Анри налил вдове стакан вина, он не решался взглянуть на нее и внезапно почувствовал, что тоже обливается потом в своей легкой рубашке; он повернулся к старику:
— Вассье сожгли парашютисты?
— Да, их притащилось четыре сотни, сами понимаете, им не составило труда. В Вассье было больше всего погибших, вот почему они имеют право на большое кладбище.
— Большое кладбище для всего Веркора, — с гордостью сказала сидевшая напротив него женщина. — Вы ведь дядя долговязого Рене? — добавила она. — Того, что нашли в пещере вместе с сыном Феврие?
— Да, я его дядя, — ответил старик.
Языки у сидящих за столом развязались, и, распивая красное вино, они ворошили страшные воспоминания; в Сен-Роше немцы заперли мужчин и женщин в церкви, а затем подожгли ее, разрешив женщинам выйти; две из них остались.

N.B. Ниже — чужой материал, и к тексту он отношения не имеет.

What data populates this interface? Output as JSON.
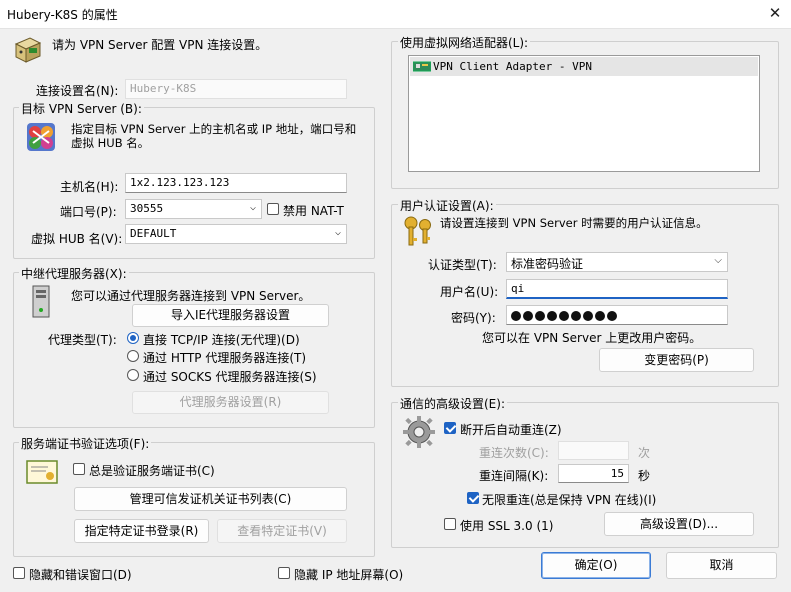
{
  "window": {
    "title": "Hubery-K8S 的属性",
    "close_glyph": "✕"
  },
  "intro": {
    "text": "请为 VPN Server 配置 VPN 连接设置。"
  },
  "connection_name": {
    "label": "连接设置名(N):",
    "value": "Hubery-K8S"
  },
  "target": {
    "legend": "目标 VPN Server (B):",
    "description": "指定目标 VPN Server 上的主机名或 IP 地址，端口号和虚拟 HUB 名。",
    "hostname_label": "主机名(H):",
    "hostname_value": "1x2.123.123.123",
    "port_label": "端口号(P):",
    "port_value": "30555",
    "disable_nat_label": "禁用 NAT-T",
    "hub_label": "虚拟 HUB 名(V):",
    "hub_value": "DEFAULT"
  },
  "proxy": {
    "legend": "中继代理服务器(X):",
    "description": "您可以通过代理服务器连接到 VPN Server。",
    "import_ie_button": "导入IE代理服务器设置",
    "type_label": "代理类型(T):",
    "options": [
      "直接 TCP/IP 连接(无代理)(D)",
      "通过 HTTP 代理服务器连接(T)",
      "通过 SOCKS 代理服务器连接(S)"
    ],
    "selected_index": 0,
    "settings_button": "代理服务器设置(R)"
  },
  "server_cert": {
    "legend": "服务端证书验证选项(F):",
    "always_verify_label": "总是验证服务端证书(C)",
    "manage_ca_button": "管理可信发证机关证书列表(C)",
    "specify_cert_button": "指定特定证书登录(R)",
    "view_cert_button": "查看特定证书(V)"
  },
  "adapter": {
    "legend": "使用虚拟网络适配器(L):",
    "items": [
      "VPN Client Adapter - VPN"
    ]
  },
  "auth": {
    "legend": "用户认证设置(A):",
    "description": "请设置连接到 VPN Server 时需要的用户认证信息。",
    "type_label": "认证类型(T):",
    "type_value": "标准密码验证",
    "username_label": "用户名(U):",
    "username_value": "qi",
    "password_label": "密码(Y):",
    "password_length": 9,
    "change_hint": "您可以在 VPN Server 上更改用户密码。",
    "change_password_button": "变更密码(P)"
  },
  "advanced": {
    "legend": "通信的高级设置(E):",
    "auto_reconnect_label": "断开后自动重连(Z)",
    "retry_count_label": "重连次数(C):",
    "retry_count_value": "",
    "retry_count_unit": "次",
    "retry_interval_label": "重连间隔(K):",
    "retry_interval_value": "15",
    "retry_interval_unit": "秒",
    "infinite_retry_label": "无限重连(总是保持 VPN 在线)(I)",
    "use_ssl3_label": "使用 SSL 3.0 (1)",
    "advanced_button": "高级设置(D)..."
  },
  "footer": {
    "hide_status_label": "隐藏和错误窗口(D)",
    "hide_ip_label": "隐藏 IP 地址屏幕(O)",
    "ok_button": "确定(O)",
    "cancel_button": "取消"
  },
  "states": {
    "disable_nat": false,
    "always_verify": false,
    "auto_reconnect": true,
    "infinite_retry": true,
    "use_ssl3": false,
    "hide_status": false,
    "hide_ip": false
  },
  "icons": {
    "intro": "computer-network-icon",
    "target": "server-target-icon",
    "proxy": "computer-tower-icon",
    "cert": "certificate-icon",
    "adapter": "network-adapter-icon",
    "auth": "keys-icon",
    "advanced": "gear-icon"
  },
  "colors": {
    "accent": "#1e63c4",
    "window_bg": "#f0f0f0"
  }
}
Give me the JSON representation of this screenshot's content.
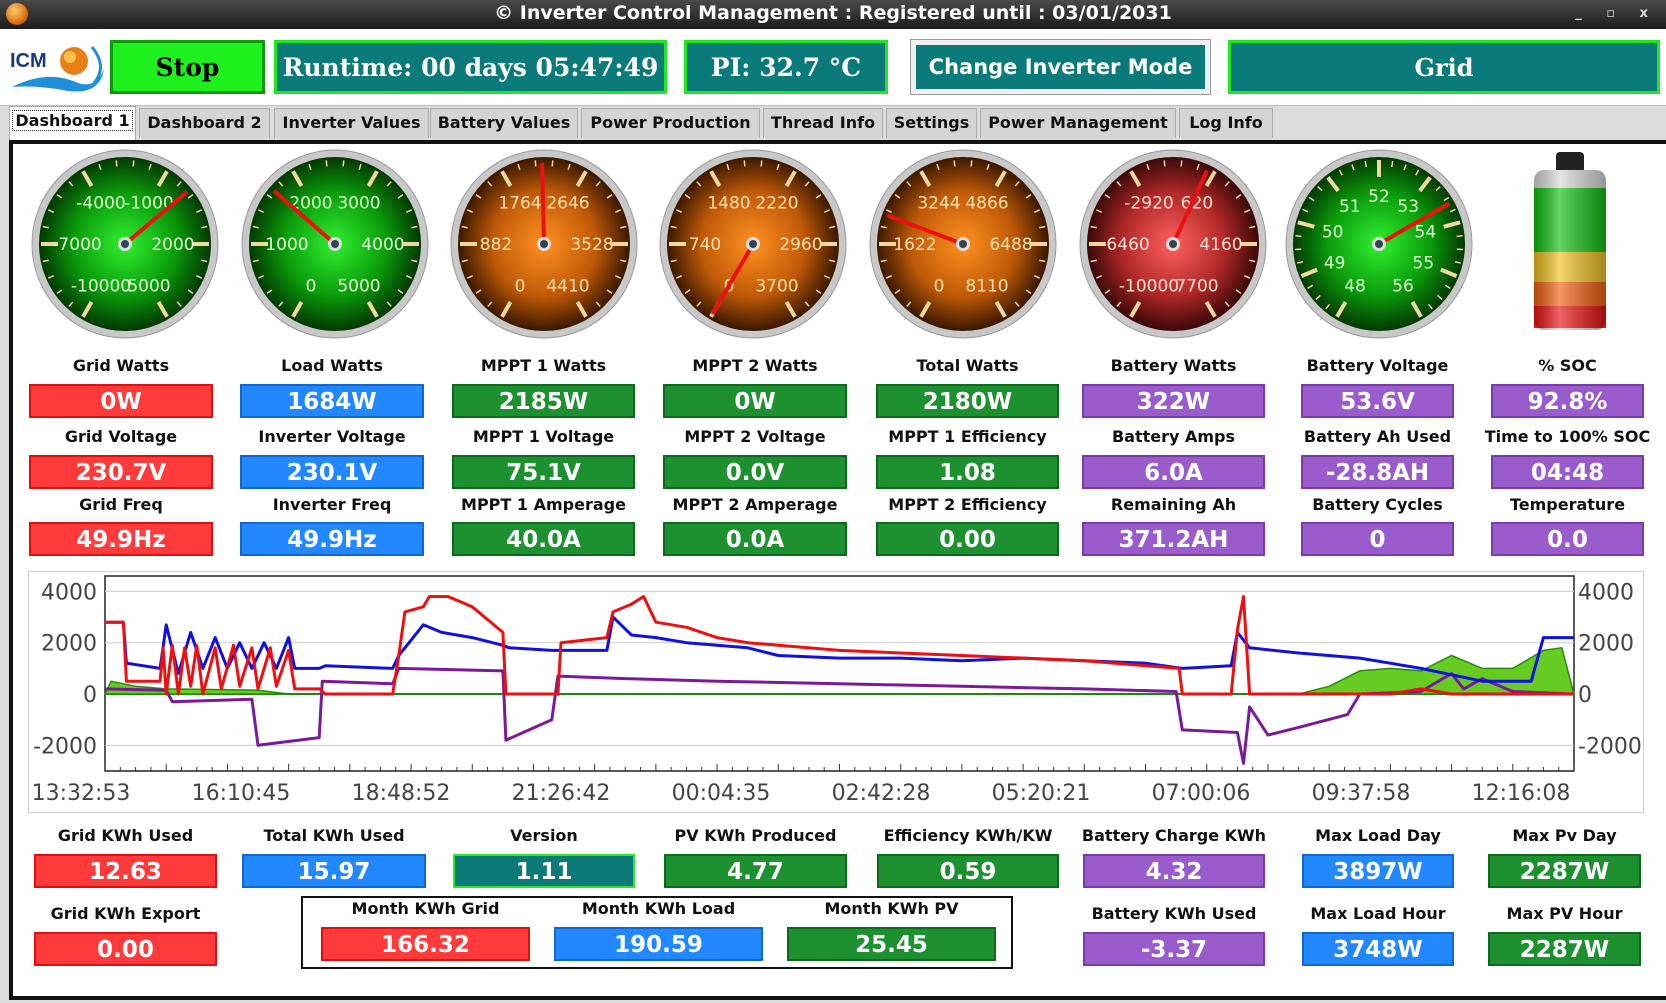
{
  "window": {
    "title": "© Inverter Control Management : Registered until : 03/01/2031",
    "controls": "_ ▫ x"
  },
  "toolbar": {
    "logo": "ICM",
    "stop": "Stop",
    "runtime": "Runtime: 00 days 05:47:49",
    "pi": "PI: 32.7 °C",
    "change_mode": "Change Inverter Mode",
    "mode": "Grid"
  },
  "tabs": [
    "Dashboard 1",
    "Dashboard 2",
    "Inverter Values",
    "Battery Values",
    "Power Production",
    "Thread Info",
    "Settings",
    "Power Management",
    "Log Info"
  ],
  "active_tab": 0,
  "gauges": [
    {
      "name": "grid-watts",
      "theme": "green",
      "min": -10000,
      "max": 5000,
      "value": 0,
      "labels": [
        "-10000",
        "-7000",
        "-4000",
        "-1000",
        "2000",
        "5000"
      ]
    },
    {
      "name": "load-watts",
      "theme": "green",
      "min": 0,
      "max": 5000,
      "value": 1684,
      "labels": [
        "0",
        "1000",
        "2000",
        "3000",
        "4000",
        "5000"
      ]
    },
    {
      "name": "mppt1-watts",
      "theme": "orange",
      "min": 0,
      "max": 4410,
      "value": 2185,
      "labels": [
        "0",
        "882",
        "1764",
        "2646",
        "3528",
        "4410"
      ]
    },
    {
      "name": "mppt2-watts",
      "theme": "orange",
      "min": 0,
      "max": 3700,
      "value": 0,
      "labels": [
        "0",
        "740",
        "1480",
        "2220",
        "2960",
        "3700"
      ]
    },
    {
      "name": "total-watts",
      "theme": "orange",
      "min": 0,
      "max": 8110,
      "value": 2180,
      "labels": [
        "0",
        "1622",
        "3244",
        "4866",
        "6488",
        "8110"
      ]
    },
    {
      "name": "battery-watts",
      "theme": "red",
      "min": -10000,
      "max": 7700,
      "value": 322,
      "labels": [
        "-10000",
        "-6460",
        "-2920",
        "620",
        "4160",
        "7700"
      ]
    },
    {
      "name": "battery-voltage",
      "theme": "green",
      "min": 48,
      "max": 56,
      "value": 53.6,
      "labels": [
        "48",
        "49",
        "50",
        "51",
        "52",
        "53",
        "54",
        "55",
        "56"
      ]
    }
  ],
  "tiles": [
    [
      {
        "label": "Grid Watts",
        "value": "0W",
        "color": "red"
      },
      {
        "label": "Load Watts",
        "value": "1684W",
        "color": "blue"
      },
      {
        "label": "MPPT 1 Watts",
        "value": "2185W",
        "color": "green"
      },
      {
        "label": "MPPT 2 Watts",
        "value": "0W",
        "color": "green"
      },
      {
        "label": "Total Watts",
        "value": "2180W",
        "color": "green"
      },
      {
        "label": "Battery Watts",
        "value": "322W",
        "color": "purple"
      },
      {
        "label": "Battery Voltage",
        "value": "53.6V",
        "color": "purple"
      },
      {
        "label": "% SOC",
        "value": "92.8%",
        "color": "purple"
      }
    ],
    [
      {
        "label": "Grid Voltage",
        "value": "230.7V",
        "color": "red"
      },
      {
        "label": "Inverter Voltage",
        "value": "230.1V",
        "color": "blue"
      },
      {
        "label": "MPPT 1 Voltage",
        "value": "75.1V",
        "color": "green"
      },
      {
        "label": "MPPT 2 Voltage",
        "value": "0.0V",
        "color": "green"
      },
      {
        "label": "MPPT 1 Efficiency",
        "value": "1.08",
        "color": "green"
      },
      {
        "label": "Battery Amps",
        "value": "6.0A",
        "color": "purple"
      },
      {
        "label": "Battery Ah Used",
        "value": "-28.8AH",
        "color": "purple"
      },
      {
        "label": "Time to 100% SOC",
        "value": "04:48",
        "color": "purple"
      }
    ],
    [
      {
        "label": "Grid Freq",
        "value": "49.9Hz",
        "color": "red"
      },
      {
        "label": "Inverter Freq",
        "value": "49.9Hz",
        "color": "blue"
      },
      {
        "label": "MPPT 1 Amperage",
        "value": "40.0A",
        "color": "green"
      },
      {
        "label": "MPPT 2 Amperage",
        "value": "0.0A",
        "color": "green"
      },
      {
        "label": "MPPT 2 Efficiency",
        "value": "0.00",
        "color": "green"
      },
      {
        "label": "Remaining Ah",
        "value": "371.2AH",
        "color": "purple"
      },
      {
        "label": "Battery Cycles",
        "value": "0",
        "color": "purple"
      },
      {
        "label": "Temperature",
        "value": "0.0",
        "color": "purple"
      }
    ]
  ],
  "totals": [
    {
      "label": "Grid KWh Used",
      "value": "12.63",
      "color": "red"
    },
    {
      "label": "Total KWh Used",
      "value": "15.97",
      "color": "blue"
    },
    {
      "label": "Version",
      "value": "1.11",
      "color": "teal"
    },
    {
      "label": "PV KWh Produced",
      "value": "4.77",
      "color": "green"
    },
    {
      "label": "Efficiency KWh/KW",
      "value": "0.59",
      "color": "green"
    },
    {
      "label": "Battery Charge KWh",
      "value": "4.32",
      "color": "purple"
    },
    {
      "label": "Max Load Day",
      "value": "3897W",
      "color": "blue"
    },
    {
      "label": "Max Pv Day",
      "value": "2287W",
      "color": "green"
    }
  ],
  "totals2": [
    {
      "label": "Grid KWh Export",
      "value": "0.00",
      "color": "red",
      "col": 0
    },
    {
      "label": "Battery KWh Used",
      "value": "-3.37",
      "color": "purple",
      "col": 5
    },
    {
      "label": "Max Load Hour",
      "value": "3748W",
      "color": "blue",
      "col": 6
    },
    {
      "label": "Max PV Hour",
      "value": "2287W",
      "color": "green",
      "col": 7
    }
  ],
  "month": [
    {
      "label": "Month KWh Grid",
      "value": "166.32",
      "color": "red"
    },
    {
      "label": "Month KWh Load",
      "value": "190.59",
      "color": "blue"
    },
    {
      "label": "Month KWh PV",
      "value": "25.45",
      "color": "green"
    }
  ],
  "chart_data": {
    "type": "line",
    "title": "",
    "xlabel": "",
    "ylabel": "",
    "ylim": [
      -3000,
      4600
    ],
    "xlim_hours": [
      0,
      24
    ],
    "yticks": [
      "4000",
      "2000",
      "0",
      "-2000"
    ],
    "ytick_values": [
      4000,
      2000,
      0,
      -2000
    ],
    "xtick_labels": [
      "13:32:53",
      "16:10:45",
      "18:48:52",
      "21:26:42",
      "00:04:35",
      "02:42:28",
      "05:20:21",
      "07:00:06",
      "09:37:58",
      "12:16:08"
    ],
    "grid": true,
    "series": [
      {
        "name": "pv",
        "color": "#66cc22",
        "fill": true,
        "points": [
          [
            0,
            0
          ],
          [
            0.1,
            500
          ],
          [
            0.5,
            300
          ],
          [
            1,
            200
          ],
          [
            2.5,
            150
          ],
          [
            3,
            0
          ],
          [
            19.5,
            0
          ],
          [
            20,
            300
          ],
          [
            20.5,
            900
          ],
          [
            21,
            1000
          ],
          [
            21.5,
            900
          ],
          [
            22,
            1500
          ],
          [
            22.5,
            1000
          ],
          [
            23,
            1000
          ],
          [
            23.5,
            1700
          ],
          [
            23.8,
            1800
          ],
          [
            24,
            0
          ]
        ]
      },
      {
        "name": "battery",
        "color": "#7a1a9a",
        "points": [
          [
            0,
            200
          ],
          [
            1,
            150
          ],
          [
            1.1,
            -300
          ],
          [
            2.4,
            -200
          ],
          [
            2.5,
            -2000
          ],
          [
            3.5,
            -1700
          ],
          [
            3.55,
            500
          ],
          [
            4.7,
            400
          ],
          [
            4.8,
            1000
          ],
          [
            6.5,
            900
          ],
          [
            6.55,
            -1800
          ],
          [
            7.3,
            -1000
          ],
          [
            7.4,
            700
          ],
          [
            8.5,
            600
          ],
          [
            10,
            500
          ],
          [
            12,
            400
          ],
          [
            14,
            300
          ],
          [
            16,
            200
          ],
          [
            17.5,
            100
          ],
          [
            17.6,
            -1400
          ],
          [
            18.5,
            -1500
          ],
          [
            18.6,
            -2700
          ],
          [
            18.7,
            -500
          ],
          [
            19,
            -1600
          ],
          [
            19.5,
            -1300
          ],
          [
            20.3,
            -800
          ],
          [
            20.5,
            0
          ],
          [
            21.5,
            100
          ],
          [
            22,
            800
          ],
          [
            22.2,
            200
          ],
          [
            22.5,
            600
          ],
          [
            23,
            100
          ],
          [
            24,
            0
          ]
        ]
      },
      {
        "name": "load",
        "color": "#1010e0",
        "points": [
          [
            0,
            2800
          ],
          [
            0.3,
            2800
          ],
          [
            0.35,
            1200
          ],
          [
            0.9,
            1000
          ],
          [
            1,
            2700
          ],
          [
            1.2,
            800
          ],
          [
            1.4,
            2400
          ],
          [
            1.6,
            1000
          ],
          [
            1.8,
            2200
          ],
          [
            2,
            1000
          ],
          [
            2.2,
            2000
          ],
          [
            2.4,
            1000
          ],
          [
            2.6,
            2000
          ],
          [
            2.8,
            1000
          ],
          [
            3,
            2200
          ],
          [
            3.1,
            1000
          ],
          [
            3.5,
            1000
          ],
          [
            3.6,
            1100
          ],
          [
            4.7,
            1000
          ],
          [
            4.8,
            1500
          ],
          [
            5.2,
            2700
          ],
          [
            5.5,
            2400
          ],
          [
            6,
            2200
          ],
          [
            6.5,
            1900
          ],
          [
            6.6,
            1800
          ],
          [
            7.3,
            1700
          ],
          [
            8.2,
            1700
          ],
          [
            8.3,
            3000
          ],
          [
            8.6,
            2300
          ],
          [
            9,
            2200
          ],
          [
            9.5,
            2000
          ],
          [
            10,
            1900
          ],
          [
            10.5,
            1800
          ],
          [
            11,
            1500
          ],
          [
            12,
            1400
          ],
          [
            13,
            1400
          ],
          [
            14,
            1300
          ],
          [
            15,
            1400
          ],
          [
            16,
            1300
          ],
          [
            17,
            1200
          ],
          [
            17.6,
            1000
          ],
          [
            18.4,
            1100
          ],
          [
            18.5,
            2400
          ],
          [
            18.7,
            1800
          ],
          [
            19.5,
            1600
          ],
          [
            20.5,
            1400
          ],
          [
            21.5,
            1000
          ],
          [
            22.5,
            500
          ],
          [
            23.3,
            500
          ],
          [
            23.5,
            2200
          ],
          [
            24,
            2200
          ]
        ]
      },
      {
        "name": "grid",
        "color": "#ee1010",
        "points": [
          [
            0,
            2800
          ],
          [
            0.3,
            2800
          ],
          [
            0.35,
            500
          ],
          [
            0.9,
            500
          ],
          [
            0.95,
            1800
          ],
          [
            1,
            0
          ],
          [
            1.1,
            1900
          ],
          [
            1.2,
            0
          ],
          [
            1.3,
            1800
          ],
          [
            1.4,
            300
          ],
          [
            1.5,
            1900
          ],
          [
            1.6,
            0
          ],
          [
            1.8,
            1800
          ],
          [
            1.9,
            200
          ],
          [
            2.1,
            1900
          ],
          [
            2.2,
            300
          ],
          [
            2.4,
            1800
          ],
          [
            2.5,
            200
          ],
          [
            2.7,
            1800
          ],
          [
            2.8,
            300
          ],
          [
            3,
            1700
          ],
          [
            3.1,
            200
          ],
          [
            3.5,
            200
          ],
          [
            3.6,
            0
          ],
          [
            4.7,
            0
          ],
          [
            4.8,
            1500
          ],
          [
            4.9,
            3200
          ],
          [
            5.2,
            3400
          ],
          [
            5.3,
            3800
          ],
          [
            5.6,
            3800
          ],
          [
            6,
            3400
          ],
          [
            6.5,
            2400
          ],
          [
            6.55,
            0
          ],
          [
            7.4,
            0
          ],
          [
            7.45,
            2000
          ],
          [
            8.2,
            2200
          ],
          [
            8.3,
            3200
          ],
          [
            8.6,
            3500
          ],
          [
            8.8,
            3800
          ],
          [
            9,
            2800
          ],
          [
            9.5,
            2600
          ],
          [
            10,
            2200
          ],
          [
            10.5,
            2000
          ],
          [
            11,
            1900
          ],
          [
            12,
            1700
          ],
          [
            13,
            1600
          ],
          [
            14,
            1500
          ],
          [
            15,
            1400
          ],
          [
            16,
            1300
          ],
          [
            17,
            1100
          ],
          [
            17.55,
            1000
          ],
          [
            17.6,
            0
          ],
          [
            18.4,
            0
          ],
          [
            18.5,
            2500
          ],
          [
            18.6,
            3800
          ],
          [
            18.7,
            0
          ],
          [
            19,
            0
          ],
          [
            21,
            0
          ],
          [
            21.5,
            200
          ],
          [
            22,
            0
          ],
          [
            24,
            0
          ]
        ]
      }
    ]
  }
}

— Скоро вернусь, — сказала Анна, внезапно поднявшись. — Я...
Сделав несколько шагов, она рухнула во весь рост у стены строения. Дюбрей бросился к ней, Анри последовал за ним. Побледнев, Анна закрыла глаза, на лбу ее выступил пот.
— Тошнит, — прошептала она, прикрыв рот носовым платком. Через минуту она снова открыла глаза. — Пройдет, это все красное вино.
— Вино, солнце, усталость, — сказал Дюбрей; он помогал ей придумывать отговорки, хотя прекрасно знал, что она вынослива, как першерон.
— Вам надо прилечь в тени и отдохнуть, — сказал Анри. — Поищем спокойный уголок. Вы сможете проехать пять минут?
— Да-да, уже все в порядке, извините.
Падать в обморок, плакать, жаловаться на тошноту — у женщин есть такая возможность, но это ведь ничего не дает. Перед лицом мертвых все беззащитны. Они сели на велосипеды; воздух обжигал, словно деревня пылала во второй раз; под каждым стогом, под каждым кустом лежали люди; мужчины сбросили свои церемонные пиджаки, женщины засучили рукава, расстегнули блузки; слышались песни, смех, игривые возгласы. Чем они могли заниматься другим, если не пить, не смеяться, не заигрывать? Раз уж они остались в живых, значит, следовало жить.
Они проехали пять километров, прежде чем отыскали у ствола полуиссохшего дерева чахлую тень; на земле, ощетинившейся жнивьем и камнями, Анна расстелила непромокаемый плащ и легла, свернувшись калачиком. Дюбрей вынул из сумки промокшие, казалось, от слез, пропахшие грязью бумаги. Анри сел рядом с ними, прислонясь головой к коре дерева; он не мог ни спать, ни работать. Внезапно ему показалось глупым стремление к самообразованию. Политические партии во Франции, экономика Дона, нефть Ирана, актуальные проблемы СССР — все это уже в прошлом; открывавшаяся новая эра не была предусмотрена в книгах; какое значение имела солидная политическая культура по сравнению с атомной энергией? СРЛ, «Эспуар», действие — какая мрачная шутка! Так называемые люди доброй воли могут преспокойно устраивать забастовки, а тем временем ученые и специалисты создают бомбы, антибомбы, супербомбы: это они держат в своих руках будущее. Веселое будущее! Анри закрыл глаза. Вассье; Хиросима. За год пройден немалый путь. Грядущая война многое обещает. А послевоенное время: оно будет еще более тщательно подготовлено, чем нынешнее. Если только оно наступит, это послевоенное время. Если только побежденный не решит позабавиться, взорвав земной шар. Такое вполне может статься. Положим, шар не разлетится на куски, он будет вертеться вокруг своей оси, безлюдный, оледенелый: картина тоже не из радостных. Мысль о смерти никогда не смущала Анри, но внезапно это воображаемое безмолвие ужаснуло его: людей больше не будет! Перед лицом этой глухонемой вечности имеет ли смысл нанизывать слова, устраивать митинги? Оставалось лишь молча ждать вселенского бедствия или своей малозначимой личной смерти. Ничто не имело смысла.